Consolidated revenue for Tega Industries Limited for the financial year ended March 31, 2026, rose to ₹1,691.94 crore from ₹1,638.65 crore in FY2025, marking a 3.25% increase. However, consolidated profit for the year saw a significant decrease of 28.93%, falling to ₹142.65 crore from ₹200.72 crore in the previous fiscal year.

Reader Takeaway: Revenue growth continues, but acquisition costs pressure profitability; dividend payout remains.

What just happened

Tega Industries reported its financial results for the fiscal year ending March 31, 2026. The company's consolidated revenue grew slightly, but its consolidated profit declined sharply. This decline was primarily attributed to substantial expenses incurred for the ongoing acquisition of MolyCop Group and increased employee benefit obligations due to new labor codes.

Why this matters

The results indicate a mixed financial performance. While the company's top-line revenue shows resilience and growth in its core operations, the significant drop in profit highlights the financial strain from strategic expansion initiatives and regulatory changes. Investors will be watching the integration of MolyCop Group closely.

The backstory

Tega Industries is a leading manufacturer of consumables for the mining, exploration, and wear-resistant industries. The acquisition of MolyCop Group is a major strategic move aimed at expanding its global footprint and product portfolio.

What changes now

The company is navigating a period of strategic transition. The integration of MolyCop Group is expected to shape its future growth trajectory. The Board has recommended a final dividend of ₹2.00 per equity share, subject to shareholder approval at the AGM on September 24, 2026.

Risks to watch

The primary risk lies in the successful execution and financial integration of the MolyCop Group acquisition. Significant one-time expenses are currently impacting profitability, and any delays or challenges in this process could further affect financial performance.

Peer comparison

(Information not available in the filing)

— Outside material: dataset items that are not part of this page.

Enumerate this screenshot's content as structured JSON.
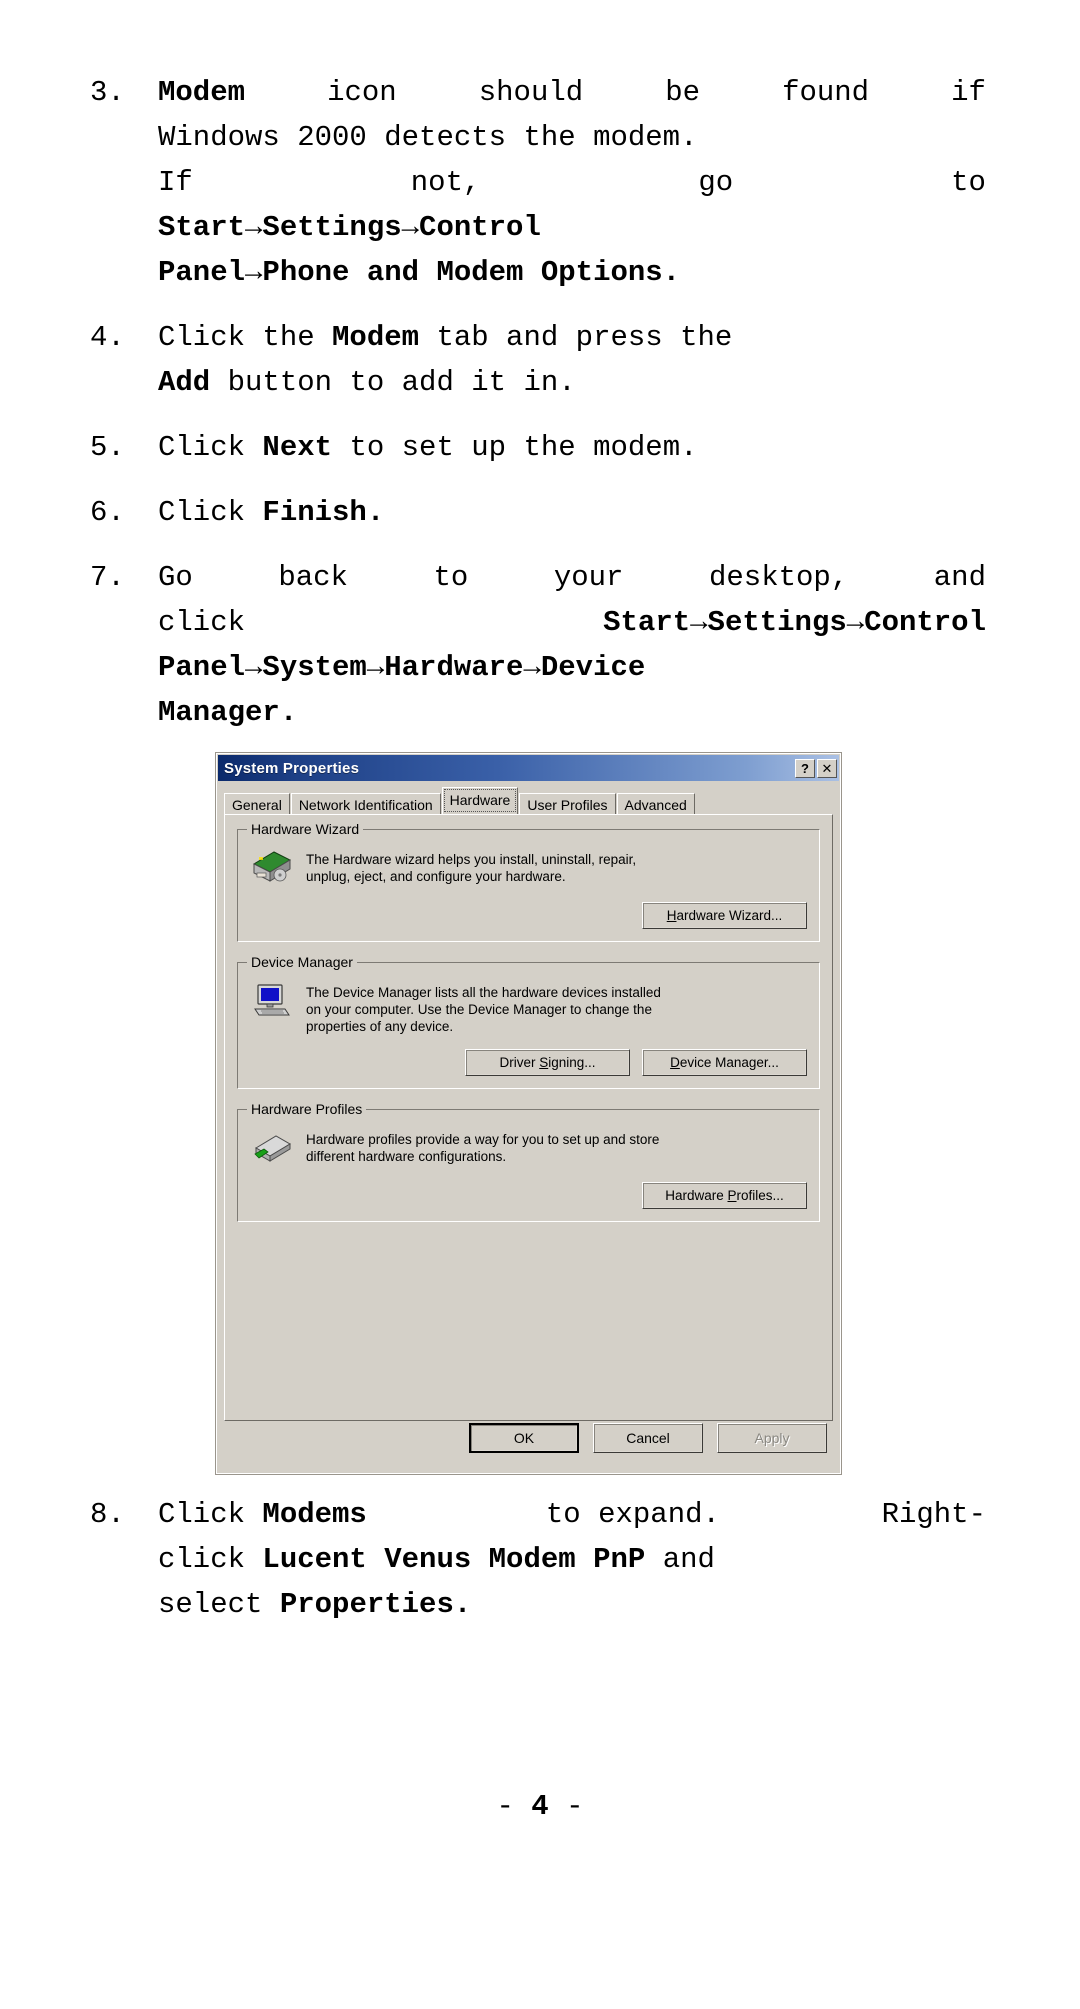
{
  "document": {
    "page_number": "- 4 -",
    "page_number_prefix": "-",
    "page_number_value": "4",
    "page_number_suffix": "-"
  },
  "steps": [
    {
      "number": "3.",
      "lines": [
        [
          {
            "t": "Modem",
            "b": true
          },
          {
            "t": " icon should be found if",
            "b": false
          }
        ],
        [
          {
            "t": "Windows 2000 detects the modem.",
            "b": false
          }
        ],
        [
          {
            "t": "If not, go to",
            "b": false
          }
        ],
        [
          {
            "t": "Start",
            "b": true
          },
          {
            "t": "→",
            "b": true,
            "arrow": true
          },
          {
            "t": "Settings",
            "b": true
          },
          {
            "t": "→",
            "b": true,
            "arrow": true
          },
          {
            "t": "Control",
            "b": true
          }
        ],
        [
          {
            "t": "Panel",
            "b": true
          },
          {
            "t": "→",
            "b": true,
            "arrow": true
          },
          {
            "t": "Phone and Modem Options.",
            "b": true
          }
        ]
      ]
    },
    {
      "number": "4.",
      "lines": [
        [
          {
            "t": "Click the ",
            "b": false
          },
          {
            "t": "Modem",
            "b": true
          },
          {
            "t": " tab and press the",
            "b": false
          }
        ],
        [
          {
            "t": "Add",
            "b": true
          },
          {
            "t": " button to add it in.",
            "b": false
          }
        ]
      ]
    },
    {
      "number": "5.",
      "lines": [
        [
          {
            "t": "Click ",
            "b": false
          },
          {
            "t": "Next",
            "b": true
          },
          {
            "t": " to set up the modem.",
            "b": false
          }
        ]
      ]
    },
    {
      "number": "6.",
      "lines": [
        [
          {
            "t": "Click ",
            "b": false
          },
          {
            "t": "Finish.",
            "b": true
          }
        ]
      ]
    },
    {
      "number": "7.",
      "lines": [
        [
          {
            "t": "Go back to your desktop, and",
            "b": false
          }
        ],
        [
          {
            "t": "click ",
            "b": false
          },
          {
            "t": "Start",
            "b": true
          },
          {
            "t": "→",
            "b": true,
            "arrow": true
          },
          {
            "t": "Settings",
            "b": true
          },
          {
            "t": "→",
            "b": true,
            "arrow": true
          },
          {
            "t": "Control",
            "b": true
          }
        ],
        [
          {
            "t": "Panel",
            "b": true
          },
          {
            "t": "→",
            "b": true,
            "arrow": true
          },
          {
            "t": "System",
            "b": true
          },
          {
            "t": "→",
            "b": true,
            "arrow": true
          },
          {
            "t": "Hardware",
            "b": true
          },
          {
            "t": "→",
            "b": true,
            "arrow": true
          },
          {
            "t": "Device",
            "b": true
          }
        ],
        [
          {
            "t": "Manager.",
            "b": true
          }
        ]
      ]
    },
    {
      "number": "8.",
      "lines": [
        [
          {
            "t": "Click ",
            "b": false
          },
          {
            "t": "Modems",
            "b": true
          },
          {
            "t": " to expand. Right-",
            "b": false
          }
        ],
        [
          {
            "t": "click ",
            "b": false
          },
          {
            "t": "Lucent Venus Modem PnP",
            "b": true
          },
          {
            "t": " and",
            "b": false
          }
        ],
        [
          {
            "t": "select ",
            "b": false
          },
          {
            "t": "Properties.",
            "b": true
          }
        ]
      ]
    }
  ],
  "step3": {
    "l1_a": "3.",
    "l1_bold": "Modem",
    "l1_w1": "icon",
    "l1_w2": "should",
    "l1_w3": "be",
    "l1_w4": "found",
    "l1_w5": "if",
    "l2": "Windows 2000 detects the modem.",
    "l3_w1": "If",
    "l3_w2": "not,",
    "l3_w3": "go",
    "l3_w4": "to",
    "l4": "Start→Settings→Control",
    "l5": "Panel→Phone and Modem Options."
  },
  "step4": {
    "num": "4.",
    "t1": "Click the ",
    "b1": "Modem",
    "t2": " tab and press the",
    "b2": "Add",
    "t3": " button to add it in."
  },
  "step5": {
    "num": "5.",
    "t1": "Click ",
    "b1": "Next",
    "t2": " to set up the modem."
  },
  "step6": {
    "num": "6.",
    "t1": "Click ",
    "b1": "Finish."
  },
  "step7": {
    "num": "7.",
    "l1_w1": "Go",
    "l1_w2": "back",
    "l1_w3": "to",
    "l1_w4": "your",
    "l1_w5": "desktop,",
    "l1_w6": "and",
    "l2_w1": "click",
    "l2_b": "Start→Settings→Control",
    "l3": "Panel→System→Hardware→Device",
    "l4": "Manager."
  },
  "step8": {
    "num": "8.",
    "l1_t1": "Click ",
    "l1_b": "Modems",
    "l1_t2": " to expand.",
    "l1_t3": "Right-",
    "l2_t1": "click ",
    "l2_b": "Lucent Venus Modem PnP",
    "l2_t2": " and",
    "l3_t1": "select ",
    "l3_b": "Properties."
  },
  "dialog": {
    "title": "System Properties",
    "help_button": "?",
    "close_button": "✕",
    "tabs": [
      {
        "label": "General",
        "selected": false
      },
      {
        "label": "Network Identification",
        "selected": false
      },
      {
        "label": "Hardware",
        "selected": true
      },
      {
        "label": "User Profiles",
        "selected": false
      },
      {
        "label": "Advanced",
        "selected": false
      }
    ],
    "groups": [
      {
        "legend": "Hardware Wizard",
        "icon": "hardware-card-icon",
        "text": "The Hardware wizard helps you install, uninstall, repair, unplug, eject, and configure your hardware.",
        "text_line1": "The Hardware wizard helps you install, uninstall, repair,",
        "text_line2": "unplug, eject, and configure your hardware.",
        "buttons": [
          {
            "label": "Hardware Wizard...",
            "mnemonic": "H",
            "disabled": false
          }
        ]
      },
      {
        "legend": "Device Manager",
        "icon": "computer-monitor-icon",
        "text": "The Device Manager lists all the hardware devices installed on your computer. Use the Device Manager to change the properties of any device.",
        "text_line1": "The Device Manager lists all the hardware devices installed",
        "text_line2": "on your computer. Use the Device Manager to change the",
        "text_line3": "properties of any device.",
        "buttons": [
          {
            "label": "Driver Signing...",
            "mnemonic": "S",
            "disabled": false
          },
          {
            "label": "Device Manager...",
            "mnemonic": "D",
            "disabled": false
          }
        ]
      },
      {
        "legend": "Hardware Profiles",
        "icon": "hardware-profiles-icon",
        "text": "Hardware profiles provide a way for you to set up and store different hardware configurations.",
        "text_line1": "Hardware profiles provide a way for you to set up and store",
        "text_line2": "different hardware configurations.",
        "buttons": [
          {
            "label": "Hardware Profiles...",
            "mnemonic": "P",
            "disabled": false
          }
        ]
      }
    ],
    "footer_buttons": [
      {
        "label": "OK",
        "default": true,
        "disabled": false
      },
      {
        "label": "Cancel",
        "default": false,
        "disabled": false
      },
      {
        "label": "Apply",
        "default": false,
        "disabled": true
      }
    ]
  },
  "colors": {
    "dialog_face": "#d4d0c8",
    "titlebar_start": "#0b2a6b",
    "titlebar_end": "#aac0e4",
    "page_background": "#ffffff",
    "text": "#000000",
    "disabled_text": "#868481"
  }
}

Context metrics (time-bound)

  • Consolidated Revenue FY26: ₹1,691.94 crore (up 3.25% from FY25)
  • Consolidated Profit FY26: ₹142.65 crore (down 28.93% from FY25)
  • MolyCop Acquisition Expenses: ₹77.58 crore (consolidated)
  • New Labour Code Impact: ₹6.32 crore (consolidated)
  • Dividend Recommended: ₹2.00 per share

What to track next

Investors should closely monitor the progress and financial impact of the MolyCop Group acquisition. The company's ability to manage expenses and integrate the new business effectively will be crucial for future profitability and shareholder value.